HESI LPN
Community Health HESI Test Bank
1. A community health nurse is conducting a home visit to assess a family's health needs. What is the first step in this process?
- A. Develop a care plan
- B. Conduct a physical examination
- C. Establish rapport with the family
- D. Provide health education
Correct answer: C
Rationale: Establishing rapport with the family is crucial in the initial stages of a home visit. It helps build trust, open communication channels, and allows the nurse to gain insight into the family's health needs and concerns. Developing a care plan (Choice A) comes after the assessment phase, where information is gathered. Conducting a physical examination (Choice B) is a part of the assessment but typically follows establishing rapport. Providing health education (Choice D) is important but usually occurs after the assessment and care planning stages.
2. A 16-month-old child has just been admitted to the hospital. As the nurse assigned to this child enters the hospital room for the first time, the toddler runs to the mother, clings to her, and begins to cry. What would be the initial action by the nurse?

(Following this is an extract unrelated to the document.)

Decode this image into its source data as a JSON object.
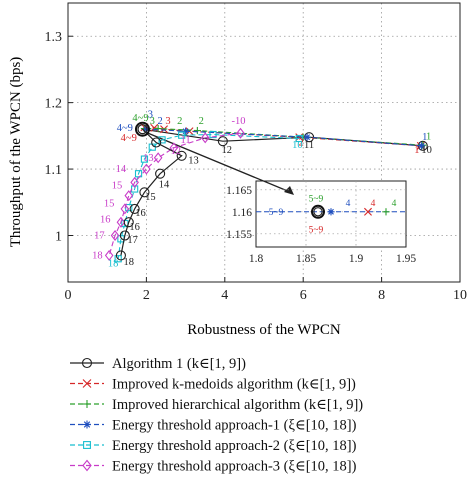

- A. Arrange for a change in client care assignments
- B. Explain that this behavior is expected
- C. Discuss the appropriate use of 'time-out'
- D. Explain that the child is in need of extra attention
Correct answer: B
Rationale: The correct answer is to explain that this behavior is expected. At 16 months of age, children commonly experience separation anxiety, especially in unfamiliar environments like hospitals. It is important for the nurse to reassure the child and the parent that such behavior is normal. Option A is incorrect as there is no need to change client care assignments based on the child's behavior. Option C is not appropriate as discussing the use of 'time-out' is more relevant in behavior management for older children. Option D is incorrect as it does not address the underlying cause of the child's behavior related to separation anxiety.
3. What refers to a systematic approach of obtaining, organizing, and analyzing numerical facts so that conclusions may be drawn from them?
- A. Vital statistics
- B. Statistics
- C. Morbidity
- D. Mortality
Correct answer: B
Rationale: The correct answer is B: 'Statistics'. Statistics is the systematic approach of obtaining, organizing, and analyzing numerical facts to draw conclusions. Vital statistics, morbidity, and mortality are more specific terms within the field of statistics. Vital statistics focus on births, deaths, marriages, and divorces. Morbidity refers to the incidence of illness or disease in a population. Mortality specifically deals with deaths in a population. Hence, B is the most comprehensive and fitting choice for the definition provided.
4. What is the FIRST STEP for thermal protection of a newborn?
- A. Drying the baby thoroughly immediately after birth
- B. Covering the baby with a clean, dry cloth after the cord has been cut
- C. Drying the baby thoroughly after the cord has been cut
- D. Covering the baby with a clean, dry cloth immediately after birth
Correct answer: A
Rationale: The correct first step for thermal protection of a newborn is to dry the baby thoroughly immediately after birth. This helps prevent heat loss and is crucial in maintaining the baby's body temperature. Choice B, covering the baby with a clean, dry cloth after the cord has been cut, is not the initial step as drying the baby comes first. Choice C, drying the baby thoroughly after the cord has been cut, is also not the first step. Choice D, covering the baby with a clean, dry cloth immediately after birth, is not as effective as drying the baby to prevent heat loss.
5. A newborn presents with a pronounced cephalic hematoma following a birth in the posterior position. Which nursing diagnosis should guide the plan of care?
- A. Pain related to periosteal injury
- B. Impaired mobility related to bleeding
- C. Parental anxiety related to knowledge deficit
- D. Injury related to intracranial hemorrhage
Correct answer: C
Rationale: The correct nursing diagnosis to guide the plan of care for a newborn with a pronounced cephalic hematoma following a birth in the posterior position is 'Parental anxiety related to knowledge deficit.' This is appropriate because the parents may be worried about the appearance and potential complications of the cephalic hematoma. They may require education and reassurance from the nurse. Choices A, B, and D are incorrect because they do not address the emotional needs of the parents and the knowledge deficit they may have regarding the condition.